Maria Carolina Flor – Sobre as instituições, elas não estão preparadas para atender as mulheres. No sistema de saúde, as enfermeiras, por exemplo, têm preconceito contra as mulheres que se relacionam com pessoas do mesmo sexo. Sem contar que a maioria das famílias afetadas foram de pessoas negras – somos tidos como pobres e miseráveis. Para aquelas que são brancas, existe uma diferenciação no atendimento. Isso é visível.
Criola – Quais são suas necessidades para agora?
Maria Carolina Flor – Minhas necessidades de hoje são as necessidades de Gabi, as necessidades em casa e a necessidade de conseguir um trabalho para conseguir manter a família. Eu e meu esposo não podemos ter vínculo, com carteira assinada, ou seja, estamos dependentes do benefício único de Gabi que é de R$ 880,00. Uma condição de miserabilidade que nós, famílias afetadas da negligência do Zika vírus, no Brasil especialmente aqui no Nordeste, passamos. Como dito, estamos desempregados por força maior do governo federal que determina, por meio do INSS, que não podemos trabalhar.
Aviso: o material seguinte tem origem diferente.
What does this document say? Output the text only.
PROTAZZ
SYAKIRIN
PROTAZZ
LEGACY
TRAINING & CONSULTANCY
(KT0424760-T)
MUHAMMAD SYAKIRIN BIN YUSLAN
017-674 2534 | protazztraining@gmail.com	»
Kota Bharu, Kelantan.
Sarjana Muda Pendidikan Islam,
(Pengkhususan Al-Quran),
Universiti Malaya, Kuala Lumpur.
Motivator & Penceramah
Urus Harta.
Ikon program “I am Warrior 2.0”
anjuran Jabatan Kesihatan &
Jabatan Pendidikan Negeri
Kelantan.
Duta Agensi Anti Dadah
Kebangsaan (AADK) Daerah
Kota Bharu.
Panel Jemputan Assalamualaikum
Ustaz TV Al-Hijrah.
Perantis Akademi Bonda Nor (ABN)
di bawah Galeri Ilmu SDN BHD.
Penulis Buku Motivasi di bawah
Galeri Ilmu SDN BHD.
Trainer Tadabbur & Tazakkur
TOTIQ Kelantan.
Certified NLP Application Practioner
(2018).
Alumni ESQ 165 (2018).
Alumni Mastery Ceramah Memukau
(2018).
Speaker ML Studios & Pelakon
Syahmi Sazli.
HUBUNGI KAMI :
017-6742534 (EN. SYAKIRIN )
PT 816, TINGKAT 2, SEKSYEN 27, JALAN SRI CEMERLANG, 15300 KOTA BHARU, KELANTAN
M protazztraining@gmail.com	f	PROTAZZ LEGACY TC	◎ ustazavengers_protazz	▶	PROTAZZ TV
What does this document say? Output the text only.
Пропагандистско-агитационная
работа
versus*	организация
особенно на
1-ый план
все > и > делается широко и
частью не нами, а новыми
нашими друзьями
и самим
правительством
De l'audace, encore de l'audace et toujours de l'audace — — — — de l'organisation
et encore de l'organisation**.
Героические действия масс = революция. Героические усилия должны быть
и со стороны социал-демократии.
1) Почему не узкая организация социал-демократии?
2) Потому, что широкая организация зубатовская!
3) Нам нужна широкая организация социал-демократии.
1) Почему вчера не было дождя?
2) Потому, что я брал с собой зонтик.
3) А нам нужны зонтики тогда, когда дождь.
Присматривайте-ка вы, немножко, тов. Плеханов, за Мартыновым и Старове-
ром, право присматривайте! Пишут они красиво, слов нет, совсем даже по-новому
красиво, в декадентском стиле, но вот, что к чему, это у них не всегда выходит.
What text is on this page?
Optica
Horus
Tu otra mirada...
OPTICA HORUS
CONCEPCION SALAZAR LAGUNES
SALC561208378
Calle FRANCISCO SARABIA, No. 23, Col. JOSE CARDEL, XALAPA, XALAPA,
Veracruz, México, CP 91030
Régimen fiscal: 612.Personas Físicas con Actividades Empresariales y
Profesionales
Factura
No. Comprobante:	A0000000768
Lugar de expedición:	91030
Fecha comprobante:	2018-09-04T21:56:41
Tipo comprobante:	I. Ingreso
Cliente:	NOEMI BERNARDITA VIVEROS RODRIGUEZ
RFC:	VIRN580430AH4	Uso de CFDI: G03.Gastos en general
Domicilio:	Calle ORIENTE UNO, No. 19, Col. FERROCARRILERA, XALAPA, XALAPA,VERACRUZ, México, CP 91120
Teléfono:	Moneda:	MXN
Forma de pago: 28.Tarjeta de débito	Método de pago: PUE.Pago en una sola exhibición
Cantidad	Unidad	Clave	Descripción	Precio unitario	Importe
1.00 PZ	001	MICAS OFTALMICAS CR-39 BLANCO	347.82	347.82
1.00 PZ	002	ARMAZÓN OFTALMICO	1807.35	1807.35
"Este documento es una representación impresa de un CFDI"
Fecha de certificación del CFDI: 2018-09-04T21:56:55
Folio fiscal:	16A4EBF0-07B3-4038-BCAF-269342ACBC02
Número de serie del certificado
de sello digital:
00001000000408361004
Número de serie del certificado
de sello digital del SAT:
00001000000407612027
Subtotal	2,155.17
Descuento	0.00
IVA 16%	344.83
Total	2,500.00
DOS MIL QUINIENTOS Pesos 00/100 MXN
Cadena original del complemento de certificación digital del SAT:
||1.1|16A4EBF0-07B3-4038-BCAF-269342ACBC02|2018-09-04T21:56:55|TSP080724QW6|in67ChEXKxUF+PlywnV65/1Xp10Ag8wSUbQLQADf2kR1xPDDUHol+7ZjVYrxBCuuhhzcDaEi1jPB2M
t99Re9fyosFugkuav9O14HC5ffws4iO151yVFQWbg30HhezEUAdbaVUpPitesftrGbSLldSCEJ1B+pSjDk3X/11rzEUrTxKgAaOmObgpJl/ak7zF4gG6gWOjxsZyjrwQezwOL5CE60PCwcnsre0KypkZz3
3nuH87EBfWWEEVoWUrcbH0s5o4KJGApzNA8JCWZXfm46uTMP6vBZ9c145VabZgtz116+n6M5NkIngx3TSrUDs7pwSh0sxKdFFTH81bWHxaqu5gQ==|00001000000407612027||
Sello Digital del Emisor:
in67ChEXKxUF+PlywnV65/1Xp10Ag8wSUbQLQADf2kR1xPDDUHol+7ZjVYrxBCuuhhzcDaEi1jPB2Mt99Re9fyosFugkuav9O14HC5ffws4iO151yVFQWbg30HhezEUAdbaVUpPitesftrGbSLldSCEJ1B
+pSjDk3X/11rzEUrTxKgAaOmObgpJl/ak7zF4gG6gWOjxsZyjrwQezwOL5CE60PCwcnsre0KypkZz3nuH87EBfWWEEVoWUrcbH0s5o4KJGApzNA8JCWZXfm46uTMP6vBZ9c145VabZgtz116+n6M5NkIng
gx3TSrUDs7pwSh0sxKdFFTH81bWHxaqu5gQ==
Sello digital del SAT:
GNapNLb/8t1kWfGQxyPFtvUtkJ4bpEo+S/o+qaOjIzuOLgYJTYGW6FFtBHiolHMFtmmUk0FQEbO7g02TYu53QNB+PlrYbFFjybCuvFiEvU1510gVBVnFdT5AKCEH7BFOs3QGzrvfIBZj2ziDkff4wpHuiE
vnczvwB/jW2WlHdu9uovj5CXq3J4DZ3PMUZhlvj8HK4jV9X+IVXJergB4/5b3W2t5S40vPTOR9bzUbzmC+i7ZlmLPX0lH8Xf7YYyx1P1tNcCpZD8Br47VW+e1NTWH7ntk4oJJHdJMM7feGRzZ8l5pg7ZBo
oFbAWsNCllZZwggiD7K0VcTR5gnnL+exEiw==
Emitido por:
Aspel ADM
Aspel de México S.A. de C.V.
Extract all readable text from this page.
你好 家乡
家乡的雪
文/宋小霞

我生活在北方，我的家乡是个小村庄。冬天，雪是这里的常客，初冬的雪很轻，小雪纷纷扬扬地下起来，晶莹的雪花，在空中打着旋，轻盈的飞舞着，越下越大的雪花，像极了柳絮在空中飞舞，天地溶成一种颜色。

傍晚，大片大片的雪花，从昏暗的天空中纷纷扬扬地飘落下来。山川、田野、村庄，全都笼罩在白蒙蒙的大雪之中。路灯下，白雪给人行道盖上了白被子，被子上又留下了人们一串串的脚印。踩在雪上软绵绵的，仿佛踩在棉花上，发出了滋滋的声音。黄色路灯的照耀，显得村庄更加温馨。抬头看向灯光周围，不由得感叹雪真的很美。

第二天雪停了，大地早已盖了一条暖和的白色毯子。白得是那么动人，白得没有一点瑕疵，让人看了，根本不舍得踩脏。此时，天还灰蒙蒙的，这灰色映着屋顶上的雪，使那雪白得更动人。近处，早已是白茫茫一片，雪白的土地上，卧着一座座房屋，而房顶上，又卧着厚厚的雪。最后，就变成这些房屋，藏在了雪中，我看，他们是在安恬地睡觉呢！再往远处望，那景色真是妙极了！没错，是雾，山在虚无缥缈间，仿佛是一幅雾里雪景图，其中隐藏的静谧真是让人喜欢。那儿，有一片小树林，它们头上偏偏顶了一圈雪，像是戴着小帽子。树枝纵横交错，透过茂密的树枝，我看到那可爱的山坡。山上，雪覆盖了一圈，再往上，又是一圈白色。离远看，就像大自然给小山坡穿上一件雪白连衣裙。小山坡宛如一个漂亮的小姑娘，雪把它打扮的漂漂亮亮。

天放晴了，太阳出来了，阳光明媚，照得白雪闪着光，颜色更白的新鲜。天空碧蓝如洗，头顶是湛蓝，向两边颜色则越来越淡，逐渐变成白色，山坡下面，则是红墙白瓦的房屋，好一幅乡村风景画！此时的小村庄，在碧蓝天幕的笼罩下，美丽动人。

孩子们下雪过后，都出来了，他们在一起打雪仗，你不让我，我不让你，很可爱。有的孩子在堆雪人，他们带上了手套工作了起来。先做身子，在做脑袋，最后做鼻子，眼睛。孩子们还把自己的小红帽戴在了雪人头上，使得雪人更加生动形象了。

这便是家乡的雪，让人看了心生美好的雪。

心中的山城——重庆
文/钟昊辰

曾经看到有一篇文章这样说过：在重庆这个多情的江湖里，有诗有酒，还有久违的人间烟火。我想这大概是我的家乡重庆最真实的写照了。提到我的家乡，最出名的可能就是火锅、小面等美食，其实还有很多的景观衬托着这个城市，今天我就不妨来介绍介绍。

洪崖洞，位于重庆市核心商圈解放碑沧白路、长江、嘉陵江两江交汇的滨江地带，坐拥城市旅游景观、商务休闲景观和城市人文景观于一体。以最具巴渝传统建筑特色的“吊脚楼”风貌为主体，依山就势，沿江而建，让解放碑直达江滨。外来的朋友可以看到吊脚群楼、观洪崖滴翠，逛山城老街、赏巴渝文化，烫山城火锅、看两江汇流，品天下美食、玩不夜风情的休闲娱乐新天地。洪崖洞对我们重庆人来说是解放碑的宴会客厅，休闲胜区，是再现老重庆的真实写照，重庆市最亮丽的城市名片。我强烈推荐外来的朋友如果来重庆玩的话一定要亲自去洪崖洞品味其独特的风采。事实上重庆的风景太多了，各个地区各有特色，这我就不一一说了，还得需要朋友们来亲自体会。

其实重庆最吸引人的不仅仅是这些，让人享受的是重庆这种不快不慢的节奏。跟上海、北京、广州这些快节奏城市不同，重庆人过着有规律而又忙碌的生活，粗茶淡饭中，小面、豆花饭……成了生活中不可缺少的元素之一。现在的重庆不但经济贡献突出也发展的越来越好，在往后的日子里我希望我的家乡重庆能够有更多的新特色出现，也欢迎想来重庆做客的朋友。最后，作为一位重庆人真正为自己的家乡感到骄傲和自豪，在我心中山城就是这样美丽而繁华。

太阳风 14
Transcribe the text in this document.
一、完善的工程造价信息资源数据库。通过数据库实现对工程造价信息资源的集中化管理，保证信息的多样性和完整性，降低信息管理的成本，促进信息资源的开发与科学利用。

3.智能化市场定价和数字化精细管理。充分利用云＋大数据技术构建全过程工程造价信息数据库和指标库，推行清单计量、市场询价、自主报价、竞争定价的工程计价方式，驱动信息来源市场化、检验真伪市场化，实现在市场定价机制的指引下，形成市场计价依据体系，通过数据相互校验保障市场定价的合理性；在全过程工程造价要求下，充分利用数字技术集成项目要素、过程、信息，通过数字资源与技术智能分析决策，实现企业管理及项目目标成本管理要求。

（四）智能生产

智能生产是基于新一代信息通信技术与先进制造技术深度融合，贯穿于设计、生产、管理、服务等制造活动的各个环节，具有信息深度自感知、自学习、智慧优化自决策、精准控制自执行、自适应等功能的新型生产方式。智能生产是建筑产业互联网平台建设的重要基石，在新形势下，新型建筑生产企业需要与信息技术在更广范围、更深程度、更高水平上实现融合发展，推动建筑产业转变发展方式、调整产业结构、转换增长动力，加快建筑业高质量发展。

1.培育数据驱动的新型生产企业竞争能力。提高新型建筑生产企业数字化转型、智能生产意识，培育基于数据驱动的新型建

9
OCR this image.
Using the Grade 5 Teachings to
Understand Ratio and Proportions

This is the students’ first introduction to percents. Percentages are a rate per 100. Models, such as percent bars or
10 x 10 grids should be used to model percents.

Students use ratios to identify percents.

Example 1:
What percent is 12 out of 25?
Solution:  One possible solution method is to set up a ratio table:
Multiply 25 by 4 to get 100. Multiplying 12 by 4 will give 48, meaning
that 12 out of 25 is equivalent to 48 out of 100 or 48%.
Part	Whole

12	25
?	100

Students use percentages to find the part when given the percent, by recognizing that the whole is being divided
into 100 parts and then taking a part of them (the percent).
Criola – Esse benefício é o BPC (Benefício de Progressão Continuada), certo?
Maria Carolina Flor – A lei que obriga é o BPC. Ele é que dá essa condição de miserabilidade para famílias que tem criança portadora, que é especial. Mas o que é isso? Digo e repito: é um absurdo. Somos vítimas de uma epidemia dita, pelo ministro, como que saiu fora do normal e eles não tiveram controle.
Não podemos fazer o uso do pré-julgamento ou de usar a baixaestima para dizer que somos vítimas o tempo todo. Mas somos realmente agredidos e esbofeteados constantemente pela falta estrutura para o tratamento de Gabi, que é portadora da síndrome congênita do zika vírus, mas não só para ela, como para 120 mães e crianças aqui da Paraíba.
Criola – Foi a partir das dificuldades de acesso a direitos que vocês perceberam a necessidade de organizar uma associação?
Maria Carolina – Quando as mães começaram a relatar as dificuldades que estavam tendo com transportes, exames e até com o benefício das crianças, o BPC. Sempre às quartas-feiras, nós, mães, nos reunimos junto com a psicóloga para discutir sobre o que mudou desde o diagnóstico de microcefalia até o nascimento e o primeiro ano de vida de cada bebê. Nesse momento, as mães se sentem mais seguras para falar de duas dificuldades e obstáculos percorridos durante um ano. Estamos na fase de associar as mães para podermos unir forças e ir à luta pelos nossos direitos. A associação é a porta principal. Eu digo, pois, a união faz a força e juntas somos mais fortes e seremos mais ouvidas.
Criola – O que você considera como prioridade quando planeja o seu futuro e o futuro dos seus filhos?
Maria Carolina Flor – Fazer com que todo mundo entenda que somos gente. Nós temos também direito. Nossos governantes acham que somos miseráveis, pobres, de baixa renda, que vivemos em córregos, e bebemos água suja de esgoto.